Прончатов сдержанно улыбнулся. «Молодец Петька Белов! – подумал он о своем старинном приятеле – инструкторе обкома. Потом он вопросительно поднял брови. – Почему, интересно, надо было разрабатывать план на следующий месяц? Для кого? Для себя или для товарища Цветкова?»

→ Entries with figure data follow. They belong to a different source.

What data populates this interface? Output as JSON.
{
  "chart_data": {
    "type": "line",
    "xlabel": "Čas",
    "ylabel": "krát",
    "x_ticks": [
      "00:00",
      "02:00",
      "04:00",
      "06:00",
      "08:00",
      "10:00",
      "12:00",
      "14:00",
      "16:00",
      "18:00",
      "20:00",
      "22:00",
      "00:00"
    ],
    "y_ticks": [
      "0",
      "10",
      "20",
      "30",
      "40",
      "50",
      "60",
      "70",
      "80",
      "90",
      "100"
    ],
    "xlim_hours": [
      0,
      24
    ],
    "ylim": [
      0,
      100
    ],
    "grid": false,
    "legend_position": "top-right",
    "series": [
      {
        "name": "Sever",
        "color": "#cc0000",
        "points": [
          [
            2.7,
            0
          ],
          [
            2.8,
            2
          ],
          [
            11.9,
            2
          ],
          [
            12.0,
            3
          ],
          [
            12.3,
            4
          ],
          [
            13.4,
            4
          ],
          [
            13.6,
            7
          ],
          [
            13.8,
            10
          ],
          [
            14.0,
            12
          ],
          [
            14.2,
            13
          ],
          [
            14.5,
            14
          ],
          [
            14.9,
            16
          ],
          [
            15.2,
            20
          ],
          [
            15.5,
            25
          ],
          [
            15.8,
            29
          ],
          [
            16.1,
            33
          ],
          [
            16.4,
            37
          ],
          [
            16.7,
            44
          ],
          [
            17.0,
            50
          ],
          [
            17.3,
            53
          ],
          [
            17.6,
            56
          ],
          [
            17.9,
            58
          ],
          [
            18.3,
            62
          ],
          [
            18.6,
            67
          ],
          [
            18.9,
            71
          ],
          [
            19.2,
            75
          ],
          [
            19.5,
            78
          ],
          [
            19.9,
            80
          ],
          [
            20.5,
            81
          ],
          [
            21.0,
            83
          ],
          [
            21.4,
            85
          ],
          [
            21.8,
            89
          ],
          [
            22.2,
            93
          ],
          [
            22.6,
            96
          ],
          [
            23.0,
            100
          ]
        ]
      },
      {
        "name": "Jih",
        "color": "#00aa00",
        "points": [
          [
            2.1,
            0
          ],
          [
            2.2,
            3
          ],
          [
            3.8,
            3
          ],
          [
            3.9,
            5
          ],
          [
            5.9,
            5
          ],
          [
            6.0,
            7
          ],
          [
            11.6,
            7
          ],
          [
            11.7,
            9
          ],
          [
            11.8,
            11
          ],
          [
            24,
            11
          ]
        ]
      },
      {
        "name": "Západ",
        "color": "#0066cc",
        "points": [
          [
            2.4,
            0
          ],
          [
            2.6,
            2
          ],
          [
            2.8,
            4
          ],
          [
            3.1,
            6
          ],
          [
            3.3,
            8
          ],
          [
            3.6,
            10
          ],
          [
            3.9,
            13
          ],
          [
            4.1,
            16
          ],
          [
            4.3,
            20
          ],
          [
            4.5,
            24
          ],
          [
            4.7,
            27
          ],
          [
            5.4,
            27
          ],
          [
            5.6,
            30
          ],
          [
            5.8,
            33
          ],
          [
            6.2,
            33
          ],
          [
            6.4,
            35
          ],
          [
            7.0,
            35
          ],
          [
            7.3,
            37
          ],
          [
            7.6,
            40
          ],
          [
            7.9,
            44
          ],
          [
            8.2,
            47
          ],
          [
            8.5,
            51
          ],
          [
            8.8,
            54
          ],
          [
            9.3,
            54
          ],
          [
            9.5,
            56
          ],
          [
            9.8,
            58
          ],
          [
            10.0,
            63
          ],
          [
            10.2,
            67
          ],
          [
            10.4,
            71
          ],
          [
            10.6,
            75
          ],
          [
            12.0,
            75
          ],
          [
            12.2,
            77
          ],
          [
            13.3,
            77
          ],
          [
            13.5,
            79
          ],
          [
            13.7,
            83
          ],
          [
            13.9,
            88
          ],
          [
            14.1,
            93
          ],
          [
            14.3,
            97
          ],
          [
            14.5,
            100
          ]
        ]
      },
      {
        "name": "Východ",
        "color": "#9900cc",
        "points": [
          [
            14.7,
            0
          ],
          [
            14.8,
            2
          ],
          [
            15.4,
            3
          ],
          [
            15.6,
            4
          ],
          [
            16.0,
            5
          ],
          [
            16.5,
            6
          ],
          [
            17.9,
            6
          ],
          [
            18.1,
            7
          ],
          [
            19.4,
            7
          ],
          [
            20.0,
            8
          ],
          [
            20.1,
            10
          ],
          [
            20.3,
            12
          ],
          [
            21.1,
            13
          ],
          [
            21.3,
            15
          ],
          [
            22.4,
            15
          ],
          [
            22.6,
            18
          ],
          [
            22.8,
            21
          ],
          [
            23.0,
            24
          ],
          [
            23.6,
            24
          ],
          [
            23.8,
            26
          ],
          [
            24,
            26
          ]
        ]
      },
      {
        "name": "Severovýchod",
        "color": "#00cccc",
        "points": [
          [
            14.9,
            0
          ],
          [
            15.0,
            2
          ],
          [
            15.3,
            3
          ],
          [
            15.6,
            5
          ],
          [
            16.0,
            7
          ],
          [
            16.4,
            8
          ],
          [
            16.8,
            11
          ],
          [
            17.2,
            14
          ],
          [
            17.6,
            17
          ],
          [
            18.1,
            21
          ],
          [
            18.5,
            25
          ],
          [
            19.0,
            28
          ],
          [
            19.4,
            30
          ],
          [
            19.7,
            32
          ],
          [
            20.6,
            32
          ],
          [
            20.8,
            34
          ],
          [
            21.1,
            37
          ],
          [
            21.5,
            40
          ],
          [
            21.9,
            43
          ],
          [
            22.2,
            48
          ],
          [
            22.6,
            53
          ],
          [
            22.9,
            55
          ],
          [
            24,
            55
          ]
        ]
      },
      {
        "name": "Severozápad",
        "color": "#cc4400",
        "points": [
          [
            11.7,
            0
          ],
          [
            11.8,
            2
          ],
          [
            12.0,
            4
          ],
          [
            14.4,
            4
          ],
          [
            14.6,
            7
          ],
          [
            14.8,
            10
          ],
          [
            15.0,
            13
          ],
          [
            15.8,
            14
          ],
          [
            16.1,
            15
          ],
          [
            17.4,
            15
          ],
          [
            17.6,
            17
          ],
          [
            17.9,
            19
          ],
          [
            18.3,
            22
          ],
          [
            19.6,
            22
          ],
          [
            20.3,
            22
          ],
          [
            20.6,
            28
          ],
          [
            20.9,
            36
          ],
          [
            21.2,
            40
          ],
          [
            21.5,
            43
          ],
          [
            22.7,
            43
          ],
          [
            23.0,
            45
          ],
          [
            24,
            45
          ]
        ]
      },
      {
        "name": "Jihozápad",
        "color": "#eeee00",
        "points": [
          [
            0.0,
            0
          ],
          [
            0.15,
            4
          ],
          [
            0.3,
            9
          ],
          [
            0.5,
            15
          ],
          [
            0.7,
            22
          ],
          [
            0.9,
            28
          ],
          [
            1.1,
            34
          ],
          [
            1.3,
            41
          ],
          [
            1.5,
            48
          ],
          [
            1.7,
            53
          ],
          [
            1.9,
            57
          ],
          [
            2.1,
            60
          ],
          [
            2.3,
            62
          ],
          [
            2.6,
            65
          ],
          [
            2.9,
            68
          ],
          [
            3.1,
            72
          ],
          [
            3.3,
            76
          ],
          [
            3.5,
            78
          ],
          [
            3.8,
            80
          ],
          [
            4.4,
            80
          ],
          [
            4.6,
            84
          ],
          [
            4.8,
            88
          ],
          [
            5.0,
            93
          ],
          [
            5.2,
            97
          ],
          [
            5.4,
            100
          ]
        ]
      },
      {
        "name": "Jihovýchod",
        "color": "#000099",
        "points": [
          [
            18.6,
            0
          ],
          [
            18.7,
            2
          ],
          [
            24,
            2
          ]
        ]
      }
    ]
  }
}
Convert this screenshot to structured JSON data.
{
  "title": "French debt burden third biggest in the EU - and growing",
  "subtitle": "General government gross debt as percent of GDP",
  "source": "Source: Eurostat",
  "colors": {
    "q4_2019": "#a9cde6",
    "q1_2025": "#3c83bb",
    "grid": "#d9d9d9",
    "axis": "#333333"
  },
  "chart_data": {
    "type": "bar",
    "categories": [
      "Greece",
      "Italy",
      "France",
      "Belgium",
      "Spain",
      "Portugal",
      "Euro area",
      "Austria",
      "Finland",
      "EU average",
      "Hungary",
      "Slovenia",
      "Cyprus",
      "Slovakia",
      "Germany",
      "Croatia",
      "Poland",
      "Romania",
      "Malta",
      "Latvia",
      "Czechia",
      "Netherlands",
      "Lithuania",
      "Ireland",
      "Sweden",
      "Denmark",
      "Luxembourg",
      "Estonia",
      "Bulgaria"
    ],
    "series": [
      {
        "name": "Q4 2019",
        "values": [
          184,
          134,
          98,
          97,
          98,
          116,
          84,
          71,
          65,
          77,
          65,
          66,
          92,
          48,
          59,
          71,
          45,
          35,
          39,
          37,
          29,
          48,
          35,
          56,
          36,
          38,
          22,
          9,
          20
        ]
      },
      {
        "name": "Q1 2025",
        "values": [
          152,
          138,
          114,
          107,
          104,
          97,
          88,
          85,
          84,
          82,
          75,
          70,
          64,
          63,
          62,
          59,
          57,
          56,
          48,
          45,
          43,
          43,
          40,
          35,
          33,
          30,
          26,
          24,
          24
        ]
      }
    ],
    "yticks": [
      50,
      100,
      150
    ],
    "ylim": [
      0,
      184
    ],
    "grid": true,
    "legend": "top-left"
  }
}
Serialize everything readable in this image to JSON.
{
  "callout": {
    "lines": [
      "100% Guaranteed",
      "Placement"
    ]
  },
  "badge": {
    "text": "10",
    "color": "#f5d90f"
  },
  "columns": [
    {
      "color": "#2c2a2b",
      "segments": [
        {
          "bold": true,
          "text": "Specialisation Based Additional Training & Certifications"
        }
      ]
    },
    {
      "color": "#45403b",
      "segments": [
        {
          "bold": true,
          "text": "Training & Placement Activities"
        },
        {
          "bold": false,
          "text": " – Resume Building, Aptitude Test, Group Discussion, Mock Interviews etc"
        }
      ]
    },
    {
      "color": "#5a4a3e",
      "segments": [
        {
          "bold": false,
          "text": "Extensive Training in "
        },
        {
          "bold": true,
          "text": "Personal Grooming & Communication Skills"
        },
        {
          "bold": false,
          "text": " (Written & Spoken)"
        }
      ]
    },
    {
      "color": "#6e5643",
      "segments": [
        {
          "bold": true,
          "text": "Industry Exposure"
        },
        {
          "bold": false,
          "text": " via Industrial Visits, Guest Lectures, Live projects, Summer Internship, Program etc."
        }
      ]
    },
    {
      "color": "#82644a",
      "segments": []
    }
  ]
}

– Ба-ба-ба! – вслух произнес Прончатов. Ну и жестоким же сделалось лицо Прончатова; с таким лицом нож в зубы и на проселочную дорогу.

XIV

В четыре часа ночи, когда над далекой стеной кедрача зачинало само себя солнце и утишивался ночной бой крупной рыбы на Кети, Прончатов возвращался с Ноль-пикета. Приморившийся жеребец шел иноходной рысцой, Гошка Чаусов однообразно поцокивал. Вокруг-кругом была божья благодать: и заливной луг, покрытый ровной, нежной травой, и пурпурно-темная застекленевшая река, и протертое до сияния небо – все было из конфетного антуража, и лениво подремывающий Прончатов мстительно думал: «Уйду, мать вашу перетак, в бакенщики!», так как все еще злился на леспромхозовских, которые в тот миг, когда Прончатов приехал на Ноль-пикет, не только перестали давать крепежный лес, но, как и предполагал Олег Олегович, довели до истерики Сергея Нехамова. Именно в ту секунду, когда Прончатов появился на рейде. Нехамов кричал на всю разделочную площадку:

– Антигосударственная практика… Прокуратуру надо! Прокурора и следователя…

Размахивая руками и бегая, Нехамов вопил до тех пор, пока не заметил Прончатова, увидев же его, бросился к главному инженеру, встал рядом с ним и опять было открыл рот, чтобы докричать последнюю угрозу, но Олег Олегович успокаивающе положил ему руку на плечо.

– Спокойно, дорогой Сергей Никитьевич!

После этого Олег Олегович по бревнам проследовал к маленькой дощатой конторе леспромхоза, сев на засаленную скамейку, поманил Нехамова пальцем с таким безмятежным видом, точно собирался рассказать ему пресмешной анекдот. Глаза у Олега Олеговича при этом были мечтательно сощурены, а сидел он мирно, отдыхающе, по-стариковски положив руки на колени.

– Известно ли вам, Сергей Нехамов, – философски-глубокомысленно спросил Олег Олегович, – что страх – самый большой недостаток человечества? Многие умные люди весьма резонно полагают, что человечество давно вело бы райское существование, если бы с Земли исчез страх. – Прончатов сам себе согласно покивал и любезно улыбнулся. – Запомните, Сережа, на всю жизнь, что сейчас произойдет. Об этом у камелька вы будете рассказывать внукам и правнукам.